At a dinner party he hosts for neighbors, Wilson drinks himself into a stupor and begins to babble about his former life as Hamilton. It turns out that his neighbors are "reborns" like himself, sent to keep an eye on his adjustment. Nora is actually an agent of the Company and her attentions to Wilson are designed merely to ensure his cooperation.
In violation of Company policy, Wilson, posing as an old friend of her husband's, visits his former wife in his new persona. He learns that his marriage had failed because he was distracted by the pursuit of career and material possessions, the very things in life that others made him believe were important.
Wilson returns to the Company and announces a desire to start again with yet another identity. The Company offers to accommodate him, but asks if he would first provide the names of some past acquaintances who might like to be "reborn." He refuses since he now knows of the drawbacks to being "reborn" and also doesn't want to delay the Company's procedure for a new identity for himself.
While awaiting his reassignment, Wilson encounters Charlie Evans, the friend who had originally recruited him into the Company. Evans was also "reborn" and likewise could not make a go of his new life. Together, they speculate on the reason for their failure to adjust, attributing it to the fact that they allowed others, including the Company, to make life choices for them.
This realization comes too late. Wilson/Hamilton is suddenly strapped to a gurney and wheeled into a small room where he learns to his horror that failed reborns are not actually provided with new identities but instead become the cadavers used to fake new clients' deaths.
John Frankenheimer directed Seconds just after the period he worked on his most noted films, Birdman of Alcatraz (1962), The Manchurian Candidate (1962), and Seven Days in May (1964). These last two films together with Seconds are sometimes known as Frankenheimer's paranoia trilogy.
The "reborns" of the plot are ironically paralleled in a different context -- three of the principal actors were proscribed from Hollywood films during the "Blacklist" years of the '50s.
Seconds was first released October 5, 1966. It did poorly on its initial release, but later developed a strong cult following.
The director of photography for Seconds was the legendary James Wong Howe, who is well known for pioneering novel techniques in black-and-white cinematography, and whose prolific career spanned nearly five decades.
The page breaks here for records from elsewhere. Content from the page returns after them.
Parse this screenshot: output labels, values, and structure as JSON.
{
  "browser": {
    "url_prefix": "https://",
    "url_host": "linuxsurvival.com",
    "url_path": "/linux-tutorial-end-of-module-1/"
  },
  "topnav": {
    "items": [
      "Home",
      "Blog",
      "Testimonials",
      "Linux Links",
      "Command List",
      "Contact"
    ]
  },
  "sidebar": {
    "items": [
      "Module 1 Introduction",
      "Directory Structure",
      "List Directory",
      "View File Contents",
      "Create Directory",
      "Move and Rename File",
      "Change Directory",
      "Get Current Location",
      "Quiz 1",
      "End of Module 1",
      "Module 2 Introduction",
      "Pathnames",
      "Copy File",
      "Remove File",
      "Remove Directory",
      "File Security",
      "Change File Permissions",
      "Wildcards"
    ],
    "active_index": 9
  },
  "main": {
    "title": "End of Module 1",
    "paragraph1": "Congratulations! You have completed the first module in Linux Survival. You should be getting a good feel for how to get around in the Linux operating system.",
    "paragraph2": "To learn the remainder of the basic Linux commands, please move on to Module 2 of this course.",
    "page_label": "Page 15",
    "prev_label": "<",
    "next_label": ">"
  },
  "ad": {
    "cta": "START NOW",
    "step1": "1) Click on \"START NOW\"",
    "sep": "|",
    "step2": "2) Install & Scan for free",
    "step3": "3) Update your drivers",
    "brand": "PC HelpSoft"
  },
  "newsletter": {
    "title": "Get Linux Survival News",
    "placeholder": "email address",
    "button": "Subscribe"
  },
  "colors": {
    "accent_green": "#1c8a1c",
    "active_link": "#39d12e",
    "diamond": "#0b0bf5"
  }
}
Rock Hudson was five inches taller than his movie counterpart, John Randolph; the difference in their heights was worked around with carefully-chosen camera angles. Hudson and Randolph also spent a good deal of time together before production began, allowing Hudson to model Randolph's mannerisms, to resemble him more closely.
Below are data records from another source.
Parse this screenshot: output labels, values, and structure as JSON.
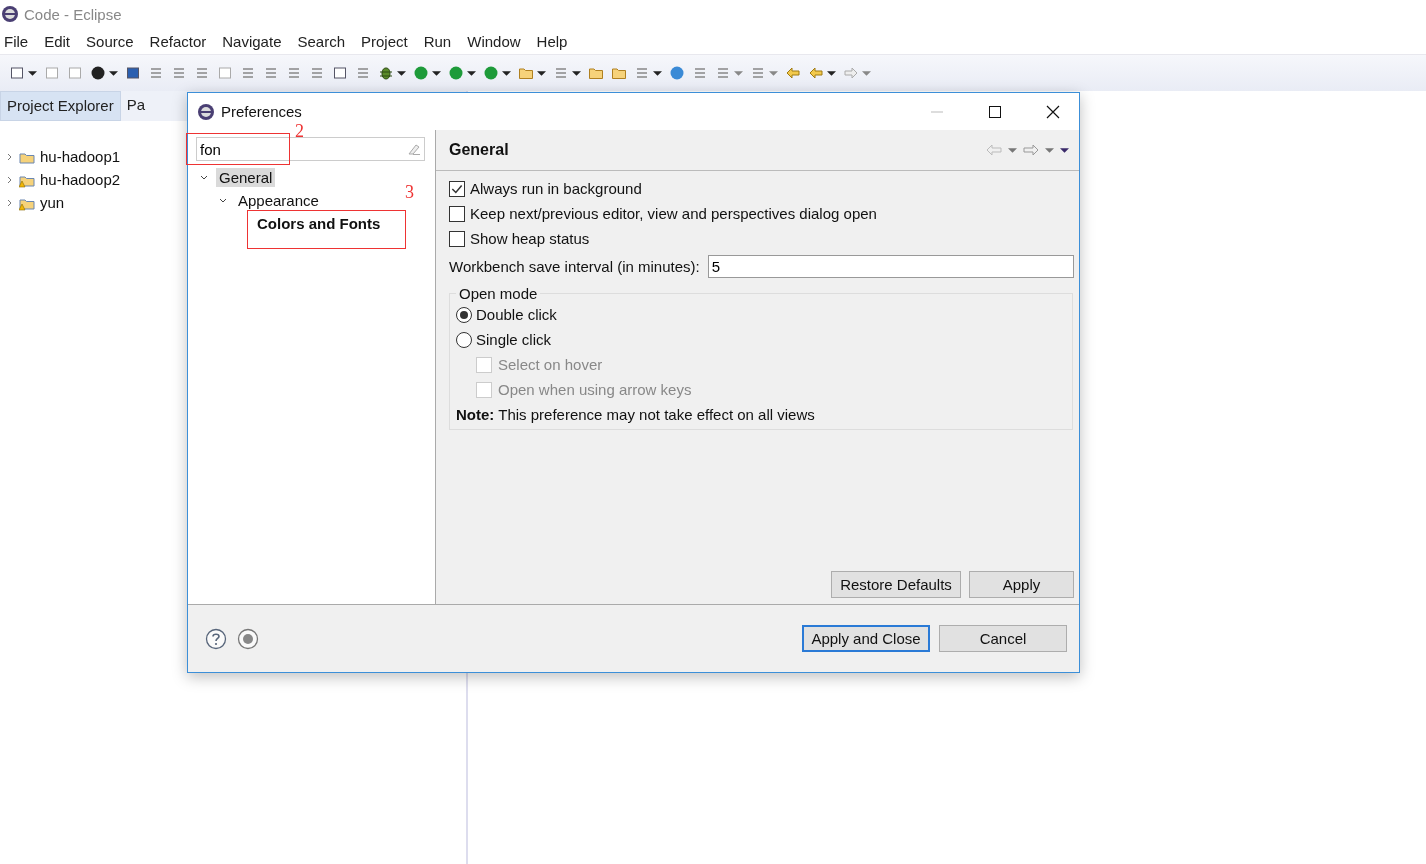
{
  "window": {
    "title": "Code - Eclipse"
  },
  "menu": [
    "File",
    "Edit",
    "Source",
    "Refactor",
    "Navigate",
    "Search",
    "Project",
    "Run",
    "Window",
    "Help"
  ],
  "view_tabs": [
    {
      "label": "Project Explorer",
      "selected": true
    },
    {
      "label": "Pa",
      "selected": false
    }
  ],
  "projects": [
    {
      "name": "hu-hadoop1",
      "expanded": false,
      "warning": false
    },
    {
      "name": "hu-hadoop2",
      "expanded": false,
      "warning": true
    },
    {
      "name": "yun",
      "expanded": false,
      "warning": true
    }
  ],
  "dialog": {
    "title": "Preferences",
    "filter": {
      "value": "fon"
    },
    "tree": [
      {
        "label": "General",
        "selected": true,
        "matched": false,
        "expanded": true,
        "children": [
          {
            "label": "Appearance",
            "selected": false,
            "matched": false,
            "expanded": true,
            "children": [
              {
                "label": "Colors and Fonts",
                "selected": false,
                "matched": true
              }
            ]
          }
        ]
      }
    ],
    "page_title": "General",
    "checkboxes": [
      {
        "label": "Always run in background",
        "checked": true
      },
      {
        "label": "Keep next/previous editor, view and perspectives dialog open",
        "checked": false
      },
      {
        "label": "Show heap status",
        "checked": false
      }
    ],
    "save_interval": {
      "label": "Workbench save interval (in minutes):",
      "value": "5"
    },
    "open_mode": {
      "title": "Open mode",
      "options": [
        {
          "kind": "radio",
          "label": "Double click",
          "selected": true,
          "disabled": false
        },
        {
          "kind": "radio",
          "label": "Single click",
          "selected": false,
          "disabled": false
        },
        {
          "kind": "checkbox",
          "label": "Select on hover",
          "checked": false,
          "disabled": true
        },
        {
          "kind": "checkbox",
          "label": "Open when using arrow keys",
          "checked": false,
          "disabled": true
        }
      ],
      "note": "**Note:** This preference may not take effect on all views"
    },
    "page_buttons": [
      "Restore Defaults",
      "Apply"
    ],
    "footer_buttons": [
      {
        "label": "Apply and Close",
        "default": true
      },
      {
        "label": "Cancel",
        "default": false
      }
    ]
  },
  "annotations": [
    {
      "label": "2"
    },
    {
      "label": "3"
    }
  ]
}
In Frankenheimer's commentary on the DVD he notes:
Beach Boys co-founder Brian Wilson saw the movie during its initial release, between sessions for Smile. Under the influence of drugs, the early stages of schizophrenia, and pressure to complete Smile, Wilson found Seconds an especially intense experience, that affected him personally (beginning with his arriving late; the first dialogue he heard onscreen was "Come in, Mr. Wilson", taking him by surprise). His state of mind shifted over the next months, between fantasies of escaping his own life in a similar way, and thoughts that perhaps rival producer Phil Spector had somehow convinced Columbia Pictures (sic) to make the movie "to mess with my mind". Wilson later abandoned the Smile sessions, and did not see another movie in a theater until E.T. the Extra-Terrestrial in 1982. His experience was later recounted in The Beach Boys by Byron Preiss, Look! Listen! Vibrate! Smile! by Domenic Priore, and Wilson's own Wouldn't It Be Nice: My Own Story (written with Todd Gold).